Plínio de Arruda Sampaio Jr.*
Uma década de hegemonia política inconteste e seis anos de crescimento, quatro dos quais em plena crise da economia mundial, alimentaram o senso comum de que os governos Lula e Dilma teriam inaugurado um longo período de prosperidade e estabilidade. Economistas deslumbrados com as façanhas do neodesenvolvimentismo chegaram a propalar a superação do subdesenvolvimento e o início de um longo período de desenvolvimento auto-sustentado.1 Cientistas sociais entusiasmados com a força da coalizão liderada pelo PT junto às classes subalternas anunciaram a consolidação do Lulismo como um fenômeno sociológico de inequívoco caráter progressista que teria vindo para ficar.2
Bastou o crescimento arrefecer para que as graves contradições de uma modernização mimética, incapaz de atender as necessidades fundamentais da população, viessem à tona. A posição subalterna na ordem global expôs a extraordinária vulnerabilidade da vida nacional a crises econômicas de proporções cataclísmicas. A perpetuação de desigualdades extremas, típicas de regimes de classe baseados na segregação social, alimentou antagonismos irredutíveis.
A inflexão da conjuntura internacional, caracterizada pela forte elevação dos preços das commodities no mercado internacional e pelo grande afluxo de capitais internacionais, desarticulou as premissas do padrão de acumulação de capital responsável pela relativa prosperidade da era Lula. O agravamento da crise econômica mundial, sobretudo a contração da economia chinesa, e a perspectiva de aumento dos juros norte-americanos deixaram a economia brasileira à deriva. Exposta à fúria da concorrência global e aos vendavais da especulação internacional, o sistema industrial e os centros internos de decisão desarticularam-se num processo nefasto de reversão neocolonial.

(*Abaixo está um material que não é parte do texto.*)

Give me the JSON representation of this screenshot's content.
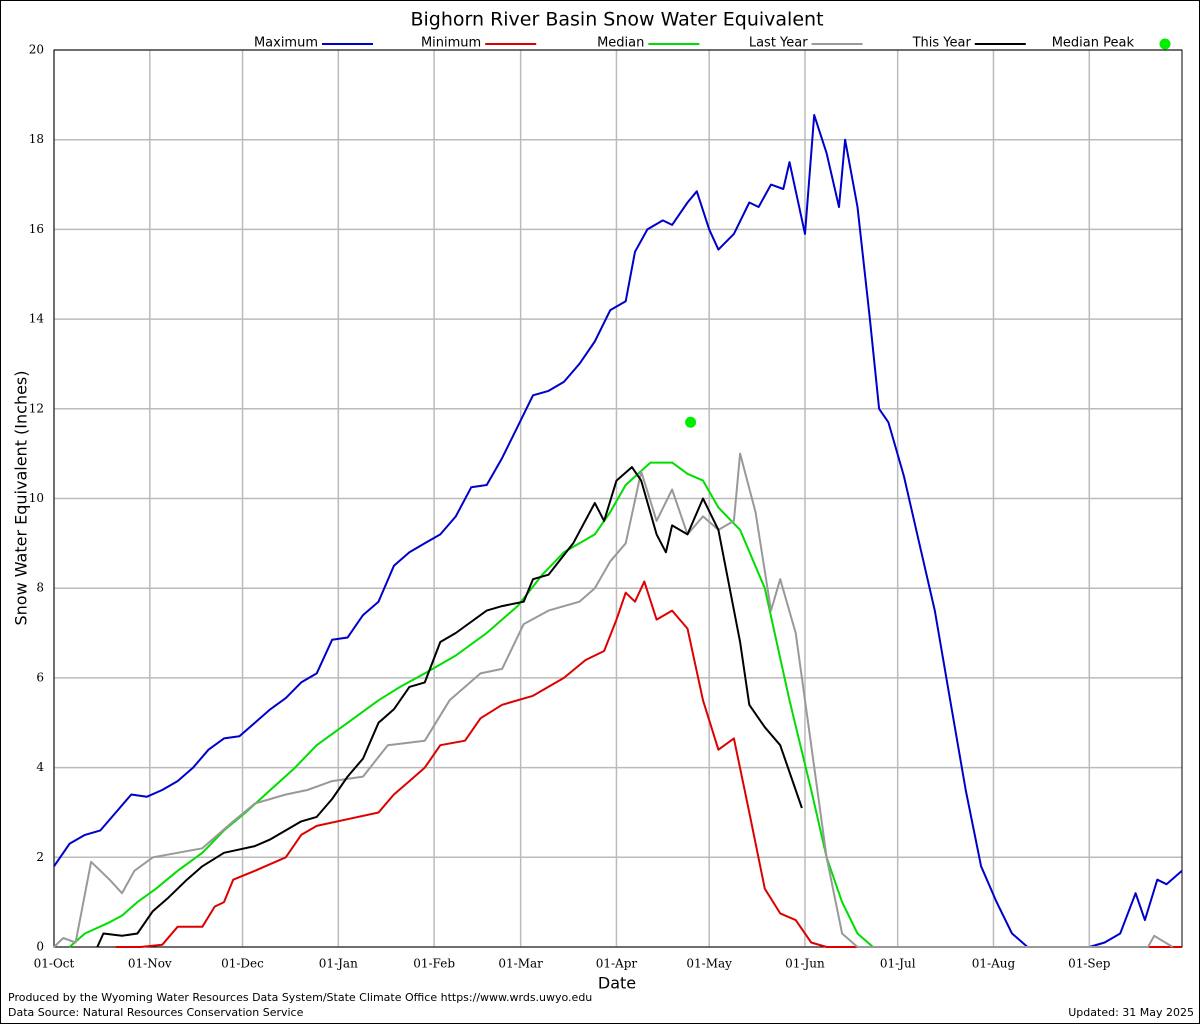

Impotente para enfrentar as dificuldades de uma conjuntura internacional adversa, a sociedade brasileira ficou sujeita à lógica draconiana do ajuste neoliberal, cuja essência consiste em socializar o ônus da crise pelo conjunto da população e aproveitar a situação para abrir novas oportunidades de negócios para o grande capital. No curto prazo, o ajuste implica queima de reservas internacionais a fim de não comprometer os compromissos decorrentes do passivo externo; reforço da transferência de fundos públicos para alimentar os capitais rentistas ancorados na dívida pública; privatização do patrimônio público e dos serviços públicos sujeitos à mercantilização, a fim de saciar a sanha de negócios dos capitais excedentes sem perspectiva de investimento na ampliação da capacidade produtiva; e compensação da redução na taxa de lucro das empresas pela superexploração do trabalho. No longo prazo, o objetivo do ajuste é adequar a economia às novas tendências da divisão internacional do trabalho; adaptar a sociedade e as instituições nacionais às novas exigências do capital internacional; e ajustar o nível tradicional de vida dos trabalhadores aos novos imperativos da exploração capitalista.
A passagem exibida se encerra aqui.